Regensburger mit 159 Nennungen Platz neun in der DLV Vereinswertung

Telis 4x100 frauen BLV21 Kiefnerfoto
Regensburg, 26. Januar 2022 (orv) – Die LG Telis Finanz Regensburg zählte auch 2021 zu den erfolgreichsten deutschen Leichtathletikclubs. Die gestern bei leichtathletik.de veröffentlichte Vereinswertung stellt das erneut unter Beweis. Mit 159 Nennungen in den deutschen Bestenlisten von der U16 bis zur Aktivenklassen nehmen die Regensburger nach Platz acht in 2020 nun Platz 9 ein. Marktführer ist erstmals seit einer über zwanzigjährigen Hegemonie des TSV 04 Leverkusen die LG Olympia Dortmund mit 324 Nennungen., gefolgt von Leverkusen (313 Nennungen) und der LG Stadtwerke München mit 252 Bestenlistenplätzen. Im 50er Feld befinden sich mit dem LAC Passau (21./112 N.), dem LAC Quelle Fürth (33./80 N.) und dem SWC Regensburg (34./76 N.) drei weitere bayerische Vereine.
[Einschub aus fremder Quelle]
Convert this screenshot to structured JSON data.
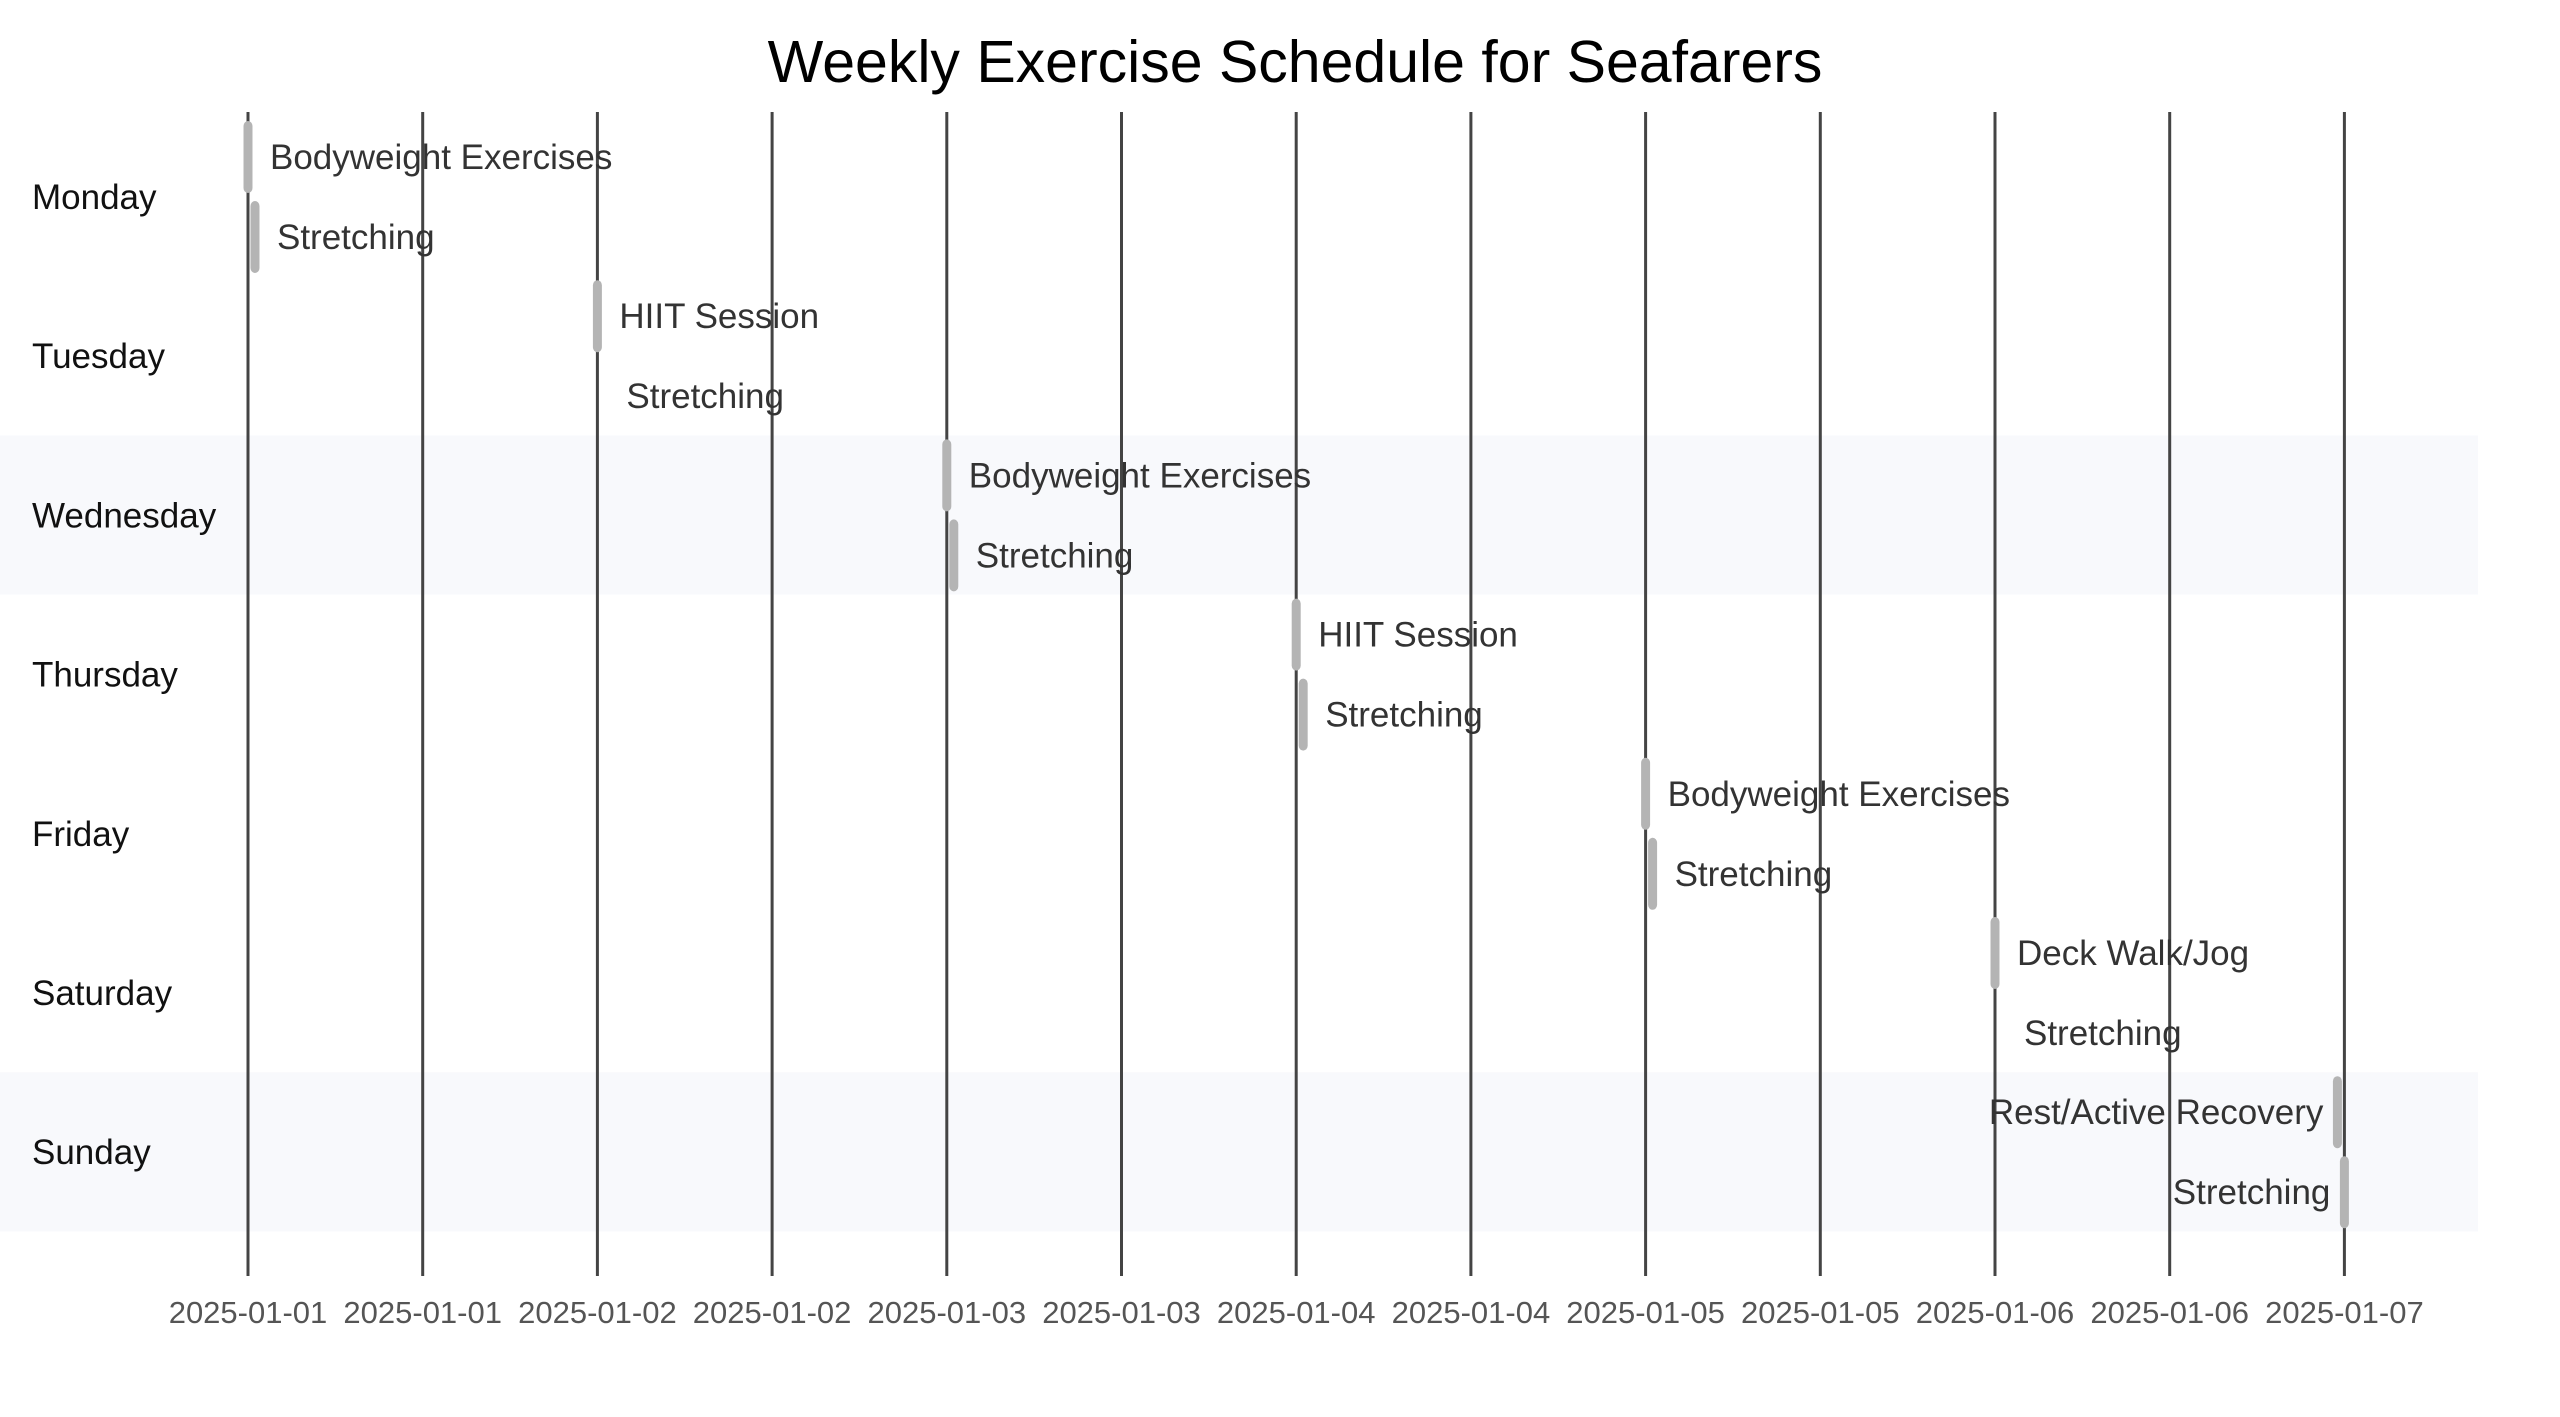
{
  "chart_data": {
    "type": "gantt",
    "title": "Weekly Exercise Schedule for Seafarers",
    "xlabel": "",
    "ylabel": "",
    "x_tick_labels": [
      "2025-01-01",
      "2025-01-01",
      "2025-01-02",
      "2025-01-02",
      "2025-01-03",
      "2025-01-03",
      "2025-01-04",
      "2025-01-04",
      "2025-01-05",
      "2025-01-05",
      "2025-01-06",
      "2025-01-06",
      "2025-01-07"
    ],
    "x_range_days": [
      0,
      6
    ],
    "rows": [
      {
        "day": "Monday",
        "shaded": false,
        "tasks": [
          {
            "activity": "Bodyweight Exercises",
            "start_day": 0.0,
            "duration_min": 30
          },
          {
            "activity": "Stretching",
            "start_day": 0.02,
            "duration_min": 15
          }
        ]
      },
      {
        "day": "Tuesday",
        "shaded": false,
        "tasks": [
          {
            "activity": "HIIT Session",
            "start_day": 1.0,
            "duration_min": 30
          },
          {
            "activity": "Stretching",
            "start_day": 1.02,
            "duration_min": 0
          }
        ]
      },
      {
        "day": "Wednesday",
        "shaded": true,
        "tasks": [
          {
            "activity": "Bodyweight Exercises",
            "start_day": 2.0,
            "duration_min": 30
          },
          {
            "activity": "Stretching",
            "start_day": 2.02,
            "duration_min": 15
          }
        ]
      },
      {
        "day": "Thursday",
        "shaded": false,
        "tasks": [
          {
            "activity": "HIIT Session",
            "start_day": 3.0,
            "duration_min": 20
          },
          {
            "activity": "Stretching",
            "start_day": 3.02,
            "duration_min": 15
          }
        ]
      },
      {
        "day": "Friday",
        "shaded": false,
        "tasks": [
          {
            "activity": "Bodyweight Exercises",
            "start_day": 4.0,
            "duration_min": 30
          },
          {
            "activity": "Stretching",
            "start_day": 4.02,
            "duration_min": 15
          }
        ]
      },
      {
        "day": "Saturday",
        "shaded": false,
        "tasks": [
          {
            "activity": "Deck Walk/Jog",
            "start_day": 5.0,
            "duration_min": 30
          },
          {
            "activity": "Stretching",
            "start_day": 5.02,
            "duration_min": 0
          }
        ]
      },
      {
        "day": "Sunday",
        "shaded": true,
        "tasks": [
          {
            "activity": "Rest/Active Recovery",
            "start_day": 5.98,
            "duration_min": 20,
            "label_side": "left"
          },
          {
            "activity": "Stretching",
            "start_day": 6.0,
            "duration_min": 15,
            "label_side": "left"
          }
        ]
      }
    ],
    "colors": {
      "bar": "#b4b4b4",
      "shaded_row": "#f8f9fc",
      "gridline": "#444444"
    }
  }
}
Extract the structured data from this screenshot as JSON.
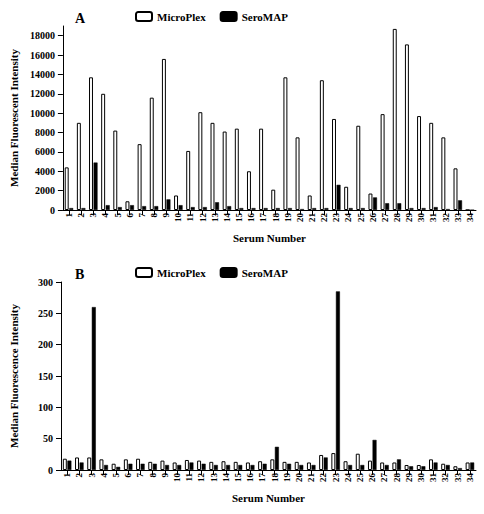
{
  "chart_data": [
    {
      "type": "bar",
      "title": "A",
      "x_label": "Serum Number",
      "y_label": "Median Fluorescent Intensity",
      "categories": [
        "1",
        "2",
        "3",
        "4",
        "5",
        "6",
        "7",
        "8",
        "9",
        "10",
        "11",
        "12",
        "13",
        "14",
        "15",
        "16",
        "17",
        "18",
        "19",
        "20",
        "21",
        "22",
        "23",
        "24",
        "25",
        "26",
        "27",
        "28",
        "29",
        "30",
        "31",
        "32",
        "33",
        "34"
      ],
      "series": [
        {
          "name": "MicroPlex",
          "color": "#ffffff",
          "values": [
            4400,
            9000,
            13700,
            12000,
            8200,
            900,
            6800,
            11600,
            15600,
            1500,
            6100,
            10100,
            9000,
            8100,
            8400,
            4000,
            8400,
            2100,
            13700,
            7500,
            1500,
            13400,
            9400,
            2400,
            8700,
            1700,
            9900,
            18700,
            17100,
            9700,
            9000,
            7500,
            4300,
            0
          ]
        },
        {
          "name": "SeroMAP",
          "color": "#000000",
          "values": [
            200,
            200,
            4900,
            500,
            300,
            500,
            400,
            400,
            1100,
            500,
            300,
            300,
            800,
            400,
            200,
            200,
            200,
            200,
            200,
            100,
            200,
            200,
            2600,
            200,
            200,
            1300,
            700,
            700,
            200,
            200,
            300,
            100,
            1000,
            0
          ]
        }
      ],
      "ylim": [
        0,
        19000
      ],
      "yticks": [
        0,
        2000,
        4000,
        6000,
        8000,
        10000,
        12000,
        14000,
        16000,
        18000
      ],
      "grid": false,
      "legend": "top"
    },
    {
      "type": "bar",
      "title": "B",
      "x_label": "Serum Number",
      "y_label": "Median Fluorescence Intensity",
      "categories": [
        "1",
        "2",
        "3",
        "4",
        "5",
        "6",
        "7",
        "8",
        "9",
        "10",
        "11",
        "12",
        "13",
        "14",
        "15",
        "16",
        "17",
        "18",
        "19",
        "20",
        "21",
        "22",
        "23",
        "24",
        "25",
        "26",
        "27",
        "28",
        "29",
        "30",
        "31",
        "32",
        "33",
        "34"
      ],
      "series": [
        {
          "name": "MicroPlex",
          "color": "#ffffff",
          "values": [
            18,
            20,
            20,
            17,
            10,
            17,
            18,
            13,
            15,
            12,
            16,
            15,
            13,
            14,
            13,
            12,
            14,
            17,
            13,
            13,
            12,
            24,
            27,
            14,
            26,
            15,
            12,
            12,
            8,
            8,
            17,
            10,
            6,
            12
          ]
        },
        {
          "name": "SeroMAP",
          "color": "#000000",
          "values": [
            15,
            12,
            260,
            8,
            5,
            10,
            10,
            10,
            8,
            8,
            12,
            10,
            8,
            8,
            8,
            8,
            10,
            37,
            10,
            8,
            8,
            20,
            285,
            8,
            8,
            48,
            8,
            17,
            6,
            6,
            12,
            8,
            3,
            12
          ]
        }
      ],
      "ylim": [
        0,
        300
      ],
      "yticks": [
        0,
        50,
        100,
        150,
        200,
        250,
        300
      ],
      "grid": false,
      "legend": "top"
    }
  ]
}
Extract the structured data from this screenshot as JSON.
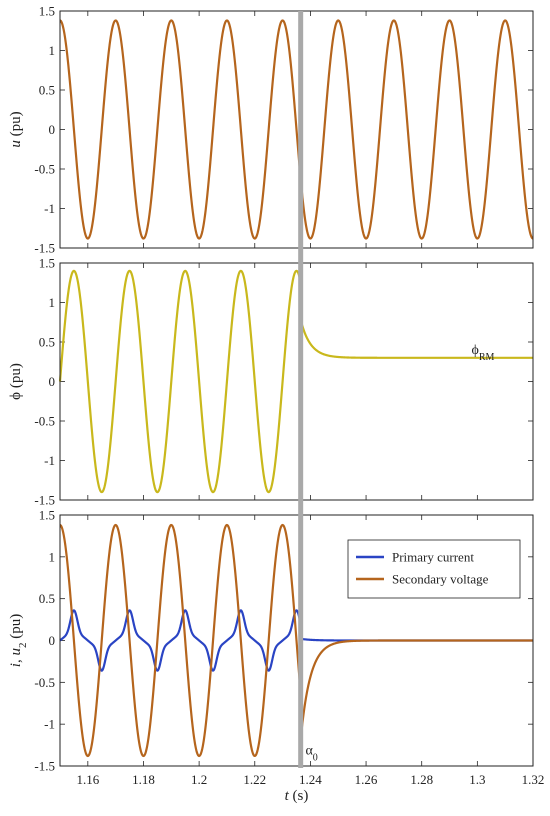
{
  "chart_data": [
    {
      "type": "line",
      "ylabel": "u (pu)",
      "ylabel_parts": [
        {
          "t": "u",
          "i": true
        },
        {
          "t": " (pu)",
          "i": false
        }
      ],
      "xlim": [
        1.15,
        1.32
      ],
      "ylim": [
        -1.5,
        1.5
      ],
      "y_ticks": [
        "1.5",
        "1",
        "0.5",
        "0",
        "-0.5",
        "-1",
        "-1.5"
      ],
      "series": [
        {
          "color": "#b5651d",
          "amplitude": 1.38,
          "frequency_hz": 50,
          "phase_deg": 90,
          "t_start": 1.15,
          "t_end": 1.32
        }
      ]
    },
    {
      "type": "line",
      "ylabel": "ϕ (pu)",
      "ylabel_parts": [
        {
          "t": "ϕ",
          "i": false
        },
        {
          "t": " (pu)",
          "i": false
        }
      ],
      "xlim": [
        1.15,
        1.32
      ],
      "ylim": [
        -1.5,
        1.5
      ],
      "y_ticks": [
        "1.5",
        "1",
        "0.5",
        "0",
        "-0.5",
        "-1",
        "-1.5"
      ],
      "series": [
        {
          "color": "#c9b81c",
          "amplitude": 1.4,
          "frequency_hz": 50,
          "phase_deg": 0,
          "t_start": 1.15,
          "t_end": 1.2365,
          "decay_to": 0.3,
          "decay_start": 0.78
        }
      ],
      "annotation": {
        "text": "ϕ",
        "sub": "RM",
        "x": 1.302,
        "y": 0.32
      }
    },
    {
      "type": "line",
      "ylabel": "i, u2 (pu)",
      "ylabel_parts": [
        {
          "t": "i",
          "i": true
        },
        {
          "t": ", ",
          "i": false
        },
        {
          "t": "u",
          "i": true
        },
        {
          "t": "2",
          "sub": true
        },
        {
          "t": " (pu)",
          "i": false
        }
      ],
      "xlim": [
        1.15,
        1.32
      ],
      "ylim": [
        -1.5,
        1.5
      ],
      "y_ticks": [
        "1.5",
        "1",
        "0.5",
        "0",
        "-0.5",
        "-1",
        "-1.5"
      ],
      "x_ticks": [
        "1.16",
        "1.18",
        "1.2",
        "1.22",
        "1.24",
        "1.26",
        "1.28",
        "1.3",
        "1.32"
      ],
      "xlabel": "t (s)",
      "xlabel_parts": [
        {
          "t": "t",
          "i": true
        },
        {
          "t": " (s)",
          "i": false
        }
      ],
      "legend": [
        "Primary current",
        "Secondary voltage"
      ],
      "legend_position": "top-right",
      "series": [
        {
          "name": "Primary current",
          "color": "#2a44c4",
          "peak": 0.36,
          "frequency_hz": 50,
          "t_start": 1.15,
          "t_end": 1.2365
        },
        {
          "name": "Secondary voltage",
          "color": "#b5651d",
          "amplitude": 1.38,
          "frequency_hz": 50,
          "phase_deg": 90,
          "t_start": 1.15,
          "t_end": 1.2365,
          "switch_min": -1.18
        }
      ],
      "annotation": {
        "text": "α",
        "sub": "0",
        "x": 1.2375,
        "y": -1.22
      }
    }
  ],
  "switching_time": 1.2365,
  "colors": {
    "switch_line": "#a9a9a9",
    "axes": "#222222"
  }
}
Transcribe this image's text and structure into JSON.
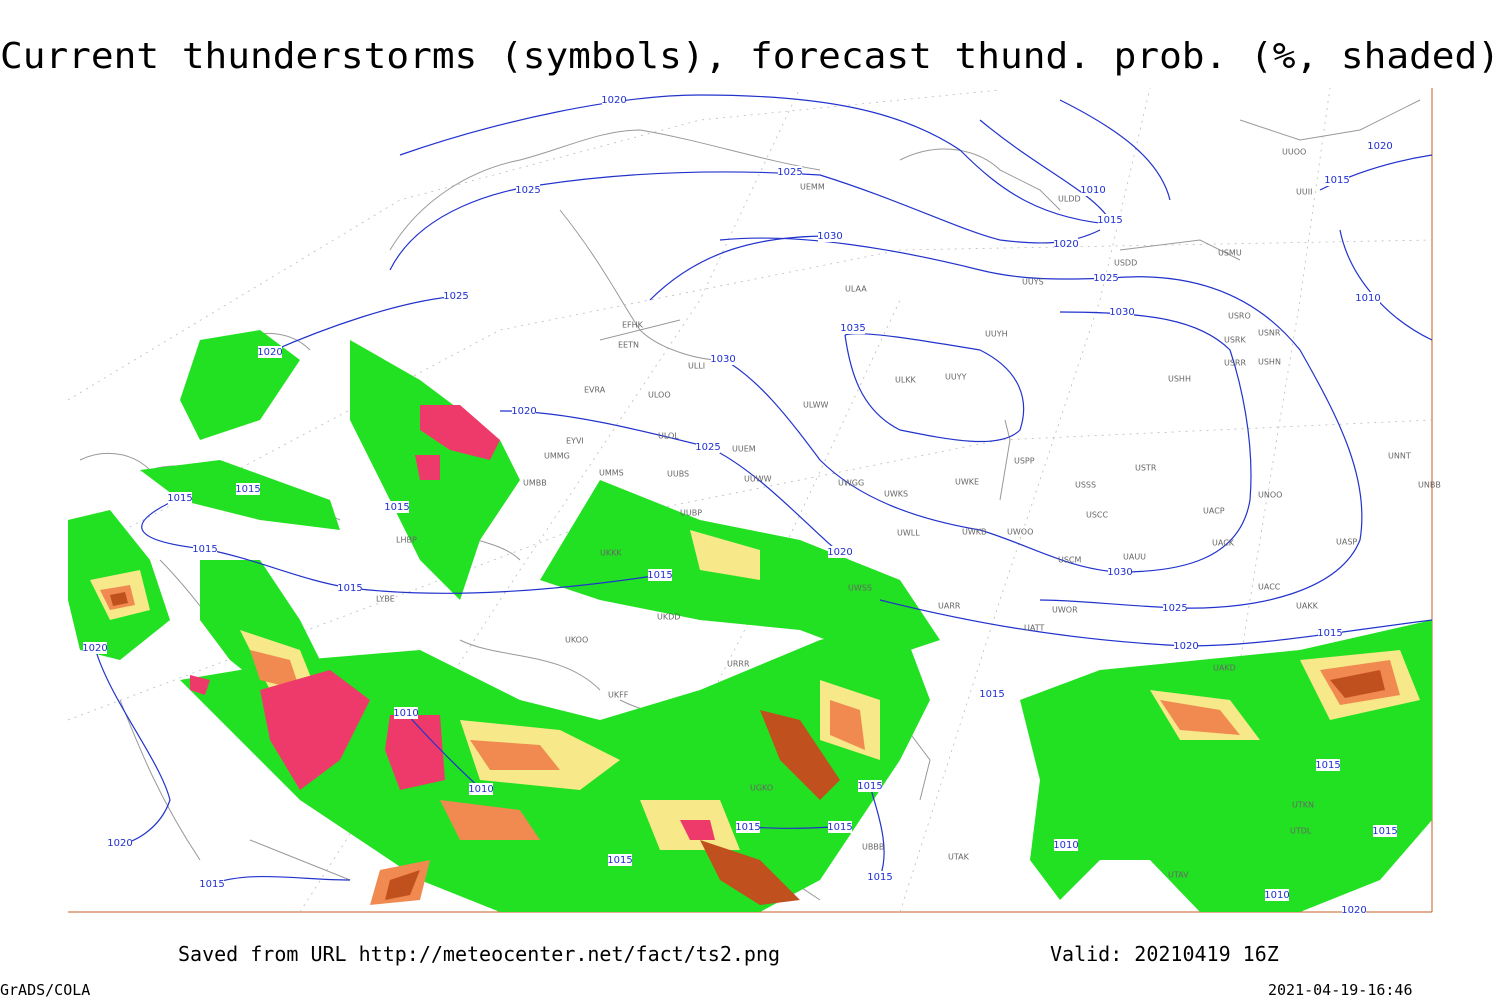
{
  "header": {
    "title": "Current thunderstorms (symbols), forecast thund. prob. (%, shaded)"
  },
  "isobar_labels": [
    "1020",
    "1025",
    "1025",
    "1030",
    "1025",
    "1020",
    "1030",
    "1020",
    "1025",
    "1015",
    "1015",
    "1015",
    "1015",
    "1015",
    "1015",
    "1020",
    "1020",
    "1035",
    "1010",
    "1015",
    "1020",
    "1025",
    "1030",
    "1030",
    "1025",
    "1020",
    "1015",
    "1010",
    "1020",
    "1015",
    "1015",
    "1010",
    "1010",
    "1015",
    "1015",
    "1015",
    "1015",
    "1015",
    "1015",
    "1020",
    "1010",
    "1015",
    "1015",
    "1010",
    "1020"
  ],
  "station_labels": [
    "UEMM",
    "ULDD",
    "USDD",
    "USMU",
    "UUYS",
    "ULAA",
    "UUYH",
    "USRO",
    "USRK",
    "USNR",
    "USRR",
    "USHN",
    "EFHK",
    "EETN",
    "ULLI",
    "EVRA",
    "ULOO",
    "ULKK",
    "UUYY",
    "USHH",
    "ULWW",
    "ULOL",
    "EYVI",
    "UUEM",
    "UMMG",
    "USPP",
    "USTR",
    "UNNT",
    "UMMS",
    "UUBS",
    "UUWW",
    "UMBB",
    "USSS",
    "UNOO",
    "UNBB",
    "UWGG",
    "UWKS",
    "UWKE",
    "UUBP",
    "USCC",
    "UACP",
    "UWKB",
    "UWOO",
    "UWLL",
    "UACK",
    "UASP",
    "UKKK",
    "USCM",
    "UAUU",
    "UWSS",
    "UACC",
    "UARR",
    "UWOR",
    "UAKK",
    "UATT",
    "UKOO",
    "UKDD",
    "URRR",
    "UAKD",
    "UKFF",
    "LYBE",
    "LHBP",
    "UTAK",
    "UTAV",
    "UBBB",
    "UTDL",
    "UTKN",
    "UGKO",
    "UUOO",
    "UUII"
  ],
  "footer": {
    "source": "Saved from URL http://meteocenter.net/fact/ts2.png",
    "valid": "Valid: 20210419 16Z",
    "software": "GrADS/COLA",
    "timestamp": "2021-04-19-16:46"
  }
}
Auffallendstes Merkmal des Ergebnisses der LG Telis Finanz ist ihr erneut sehr starker Auftritt in den beiden Aktivenklassen Frauen und Männer. Bei den Männern liegen die Regensburger mit 42 Platzierungen nur zwei Zähler hinter Spitzenreiter Dortmund (44 Pl.), bei den Frauen befinden sich die Telis-Damen mit 46 Platzierungen ebenfalls auf Rang zwei hinter dem hier noch übermächtigen TSV Bayer 04 Leverkusen (84 Pl.), der damit in der Aktivenklasse mit 120 Nennungen die 100er Barriere durchbricht, gefolgt von den Regensburgern (88 Pl.), die in der „All-in-Wertung“ – weil hier auch die Junioren und Jugendlichen punkten können, sofern sie die entsprechenden Leistungen bringen – ebenfalls den zweiten Platz einnehmen.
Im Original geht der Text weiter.